Everybody competes for the same small market and that’s what keeps feed prices low and competitive. So it’s a highly competitive market. What does the commission want to investigate? 

How did Astral survive SA’s worst bird flu outbreak and what about the small guys?

Due to culling, we imported fertile eggs, at double the cost of producing them in SA. We put them in quarantine, hatched them and got a-day-old-chicks and supplied them to the open market and to ourselves. 

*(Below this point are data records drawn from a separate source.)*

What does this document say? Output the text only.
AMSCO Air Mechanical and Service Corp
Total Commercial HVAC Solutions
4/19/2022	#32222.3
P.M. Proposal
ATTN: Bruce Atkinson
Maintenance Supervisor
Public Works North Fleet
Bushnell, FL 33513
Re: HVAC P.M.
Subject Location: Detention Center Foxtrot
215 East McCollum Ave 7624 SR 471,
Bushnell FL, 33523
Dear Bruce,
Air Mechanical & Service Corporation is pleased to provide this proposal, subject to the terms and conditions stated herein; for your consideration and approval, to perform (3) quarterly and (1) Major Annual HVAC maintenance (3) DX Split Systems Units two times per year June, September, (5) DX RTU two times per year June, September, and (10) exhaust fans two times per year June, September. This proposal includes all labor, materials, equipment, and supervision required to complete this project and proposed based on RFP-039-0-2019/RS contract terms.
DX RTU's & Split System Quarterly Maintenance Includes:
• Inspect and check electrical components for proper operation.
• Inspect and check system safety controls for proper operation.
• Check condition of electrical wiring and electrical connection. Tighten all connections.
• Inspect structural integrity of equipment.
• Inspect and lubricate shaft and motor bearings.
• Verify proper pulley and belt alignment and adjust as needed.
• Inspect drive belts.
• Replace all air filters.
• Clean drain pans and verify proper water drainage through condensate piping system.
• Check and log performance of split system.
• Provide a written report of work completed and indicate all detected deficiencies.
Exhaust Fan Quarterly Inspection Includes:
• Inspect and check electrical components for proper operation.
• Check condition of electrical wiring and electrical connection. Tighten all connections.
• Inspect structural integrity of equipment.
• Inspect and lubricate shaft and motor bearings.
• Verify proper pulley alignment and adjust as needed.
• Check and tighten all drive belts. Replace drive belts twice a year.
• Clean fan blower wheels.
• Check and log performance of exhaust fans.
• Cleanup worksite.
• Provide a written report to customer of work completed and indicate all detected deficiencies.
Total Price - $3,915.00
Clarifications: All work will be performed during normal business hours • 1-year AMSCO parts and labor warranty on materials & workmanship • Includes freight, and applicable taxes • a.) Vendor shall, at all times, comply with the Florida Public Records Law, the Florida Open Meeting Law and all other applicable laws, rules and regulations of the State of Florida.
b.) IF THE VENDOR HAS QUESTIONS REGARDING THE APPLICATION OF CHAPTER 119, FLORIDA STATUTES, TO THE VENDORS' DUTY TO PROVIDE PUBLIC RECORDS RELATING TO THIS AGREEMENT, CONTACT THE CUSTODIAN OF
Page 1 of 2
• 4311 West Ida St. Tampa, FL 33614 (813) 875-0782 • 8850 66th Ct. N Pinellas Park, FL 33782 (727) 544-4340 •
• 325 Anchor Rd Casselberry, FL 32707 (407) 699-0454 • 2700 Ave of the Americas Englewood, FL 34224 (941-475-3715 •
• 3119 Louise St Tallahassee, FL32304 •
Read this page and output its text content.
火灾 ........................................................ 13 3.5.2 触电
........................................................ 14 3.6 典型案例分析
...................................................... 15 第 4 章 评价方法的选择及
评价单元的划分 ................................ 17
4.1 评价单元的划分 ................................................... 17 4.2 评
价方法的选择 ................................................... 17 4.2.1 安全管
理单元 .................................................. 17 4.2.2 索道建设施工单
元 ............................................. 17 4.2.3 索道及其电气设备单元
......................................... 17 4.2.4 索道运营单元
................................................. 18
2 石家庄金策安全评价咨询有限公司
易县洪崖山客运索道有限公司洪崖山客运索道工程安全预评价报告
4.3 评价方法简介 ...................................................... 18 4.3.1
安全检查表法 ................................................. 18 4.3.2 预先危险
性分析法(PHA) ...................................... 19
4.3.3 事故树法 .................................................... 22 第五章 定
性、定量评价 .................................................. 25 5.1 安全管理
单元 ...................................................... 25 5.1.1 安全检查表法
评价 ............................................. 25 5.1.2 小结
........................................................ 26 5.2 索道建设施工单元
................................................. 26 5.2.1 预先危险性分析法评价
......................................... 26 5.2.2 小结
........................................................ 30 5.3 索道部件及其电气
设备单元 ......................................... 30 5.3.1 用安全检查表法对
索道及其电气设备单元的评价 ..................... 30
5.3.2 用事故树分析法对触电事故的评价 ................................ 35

When you import eggs, you get a lucky packet. You don’t know what’s gonna hatch, because eggs have been in transit and quarantine.

For every 100 local eggs, you get 85 chicks that hatch. For every 100 imported eggs, 70 or 75 chicks will hatch. Now, if you’re a small producer, how can you afford that?

Rebates on some import duties were introduced because of fears of a shortage of chicken due to the 2023 bird flu outbreaks? Why has this angered industry?

There was never a shortage of chicken. We never missed a beat on production. And that is because we know the role of essential food producers. But it cost us money that you can’t pass that on [to consumers].

Now the department of trade, industry and competition minister [Ebrahim Patel] comes and says he’s gonna introduce rebates on the anti-dumping tariffs because there’s a shortage of chicken. I challenge him to come to the industry and show me where the shortage is.